CC-NUMA is programmer-transparent, too. A NUMA system typically has a scheduler that knows how to migrate pages from node to node and that understands processor affinity. So the program doesn't have to worry about memory allocation at the hardware level at all, except in the very most extreme cases.Originally posted by mathiasr
It should be entirely transparent... unless Apple shifts to a NUMA architecture where apps would have to avoid storing to much data in remote location memory, since each CPU would have local (fast) and remote (some what slower, remote is indeed local to another CPU) memory.
In an SMP design memory has always the same access time (as long the bus is not saturated).
In other words, if you start a process on processor 12, that process is generally going to stay running on processor 12, even after dropping out of the run queue for things like blocking I/O. That's processor affinity.
When a process running on processor 12 allocates a block of memory, the system allocates that memory in the closest bank of RAM, topologically speaking. If that's not on the local node, then the system will page-migrate the memory to the local node as local RAM becomes available. This happens completely invisibly from the perspective of the application.
Now, NUMA systems are designed in multi-dimensional cube topologies, which means that even in a thousand-processor system a processor is never more than seven router hops away from the furthest bank of memory. In a 1,024-processor SGI Origin 3000 system like NASA's Chapman, for example, the average memory latency is 480 ns and the worst-case memory latency is only 640 ns. Best-case latency is 170 ns. So the total variance from best-case to worst-case is only about 3.7. And that's across a thousand processors. Oh, also that's with standard memory modules. And remember this is CPU-to-main-memory. In the real world, latencies are much lower thanks to fat caches and predictive fetching. Particularly in sequential-read applications like video processing for example (read a byte, write a byte; or read a vector, write a vector), the vast majority of the time the cache line that the processor reaches for next has already been loaded into cache predictively, so sequential applications are very cache-friendly.
For comparison, the round-trip time to main memory in a Power Mac G4 is about 95 ns. Throw a NUMA memory controller in there, and you would see memory latencies pretty much in line with the fastest computers in the world, give or take a few percent. In other words, you would NOT have to worry about local versus remote memory.
Now, in HPC/TC applications, programmers can directly manipulate the memory topology of a NUMA system to suit their needs. They can allocate given blocks of memory on given nodes if they so choose.
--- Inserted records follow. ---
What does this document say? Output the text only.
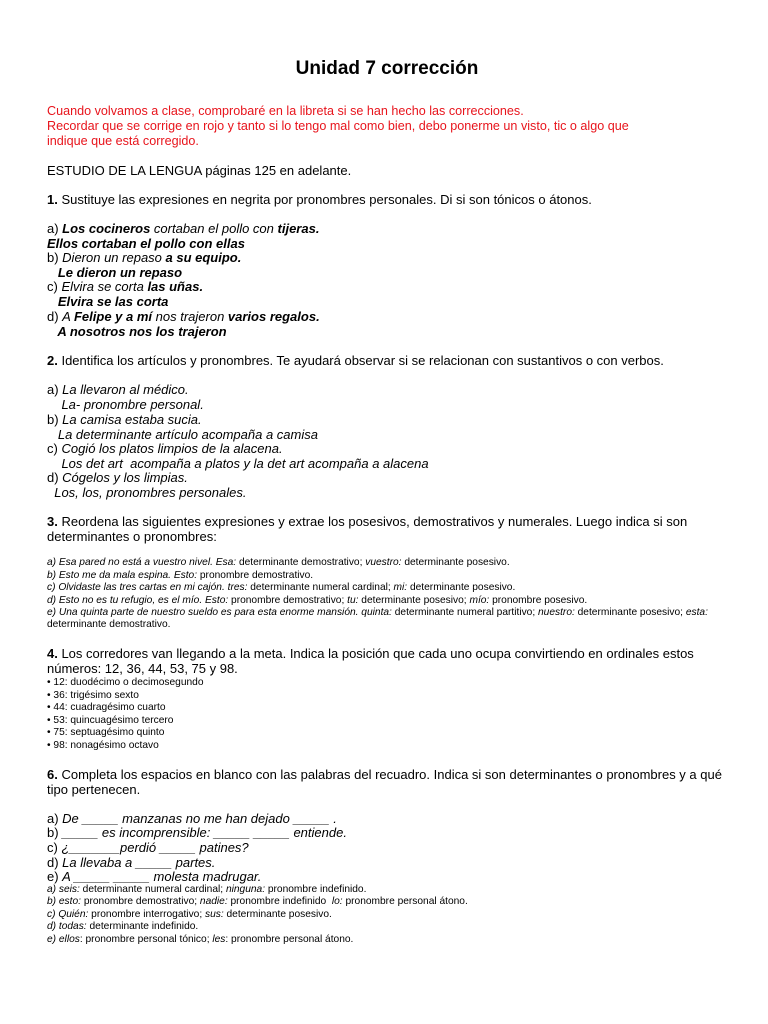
Unidad 7 corrección
Cuando volvamos a clase, comprobaré en la libreta si se han hecho las correcciones.
Recordar que se corrige en rojo y tanto si lo tengo mal como bien, debo ponerme un visto, tic o algo que
indique que está corregido.
ESTUDIO DE LA LENGUA páginas 125 en adelante.
1. Sustituye las expresiones en negrita por pronombres personales. Di si son tónicos o átonos.
a) Los cocineros cortaban el pollo con tijeras.
Ellos cortaban el pollo con ellas
b) Dieron un repaso a su equipo.
Le dieron un repaso
c) Elvira se corta las uñas.
Elvira se las corta
d) A Felipe y a mí nos trajeron varios regalos.
A nosotros nos los trajeron
2. Identifica los artículos y pronombres. Te ayudará observar si se relacionan con sustantivos o con verbos.
a) La llevaron al médico.
La- pronombre personal.
b) La camisa estaba sucia.
La determinante artículo acompaña a camisa
c) Cogió los platos limpios de la alacena.
Los det art  acompaña a platos y la det art acompaña a alacena
d) Cógelos y los limpias.
Los, los, pronombres personales.
3. Reordena las siguientes expresiones y extrae los posesivos, demostrativos y numerales. Luego indica si son determinantes o pronombres:
a) Esa pared no está a vuestro nivel. Esa: determinante demostrativo; vuestro: determinante posesivo.
b) Esto me da mala espina. Esto: pronombre demostrativo.
c) Olvidaste las tres cartas en mi cajón. tres: determinante numeral cardinal; mi: determinante posesivo.
d) Esto no es tu refugio, es el mío. Esto: pronombre demostrativo; tu: determinante posesivo; mío: pronombre posesivo.
e) Una quinta parte de nuestro sueldo es para esta enorme mansión. quinta: determinante numeral partitivo; nuestro: determinante posesivo; esta: determinante demostrativo.
4. Los corredores van llegando a la meta. Indica la posición que cada uno ocupa convirtiendo en ordinales estos números: 12, 36, 44, 53, 75 y 98.
• 12: duodécimo o decimosegundo
• 36: trigésimo sexto
• 44: cuadragésimo cuarto
• 53: quincuagésimo tercero
• 75: septuagésimo quinto
• 98: nonagésimo octavo
6. Completa los espacios en blanco con las palabras del recuadro. Indica si son determinantes o pronombres y a qué tipo pertenecen.
a) De _____ manzanas no me han dejado _____ .
b) _____ es incomprensible: _____ _____ entiende.
c) ¿_______perdió _____ patines?
d) La llevaba a _____ partes.
e) A _____ _____ molesta madrugar.
a) seis: determinante numeral cardinal; ninguna: pronombre indefinido.
b) esto: pronombre demostrativo; nadie: pronombre indefinido  lo: pronombre personal átono.
c) Quién: pronombre interrogativo; sus: determinante posesivo.
d) todas: determinante indefinido.
e) ellos: pronombre personal tónico; les: pronombre personal átono.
That kind of application tuning is saved for the sort of long-running jobs where tweaking the memory allocations might save you a week or two of computer time over the course of the run. You won't see that kind of optimization on anything less than a supercomputer for a long, long time, because it just won't be worth it. Hand-coding the memory handling in a NUMA version of After Effects might save you three minutes over the course of a year. Hardly worth the effort.
Now, none of this means anything, except this: if Apple were to decide to implement small-scale NUMA (< 16 processors) using chips that are instruction-set compatible with the PowerPC G4 family, it would not be necessary for application vendors to go back and change their code to run on the new systems.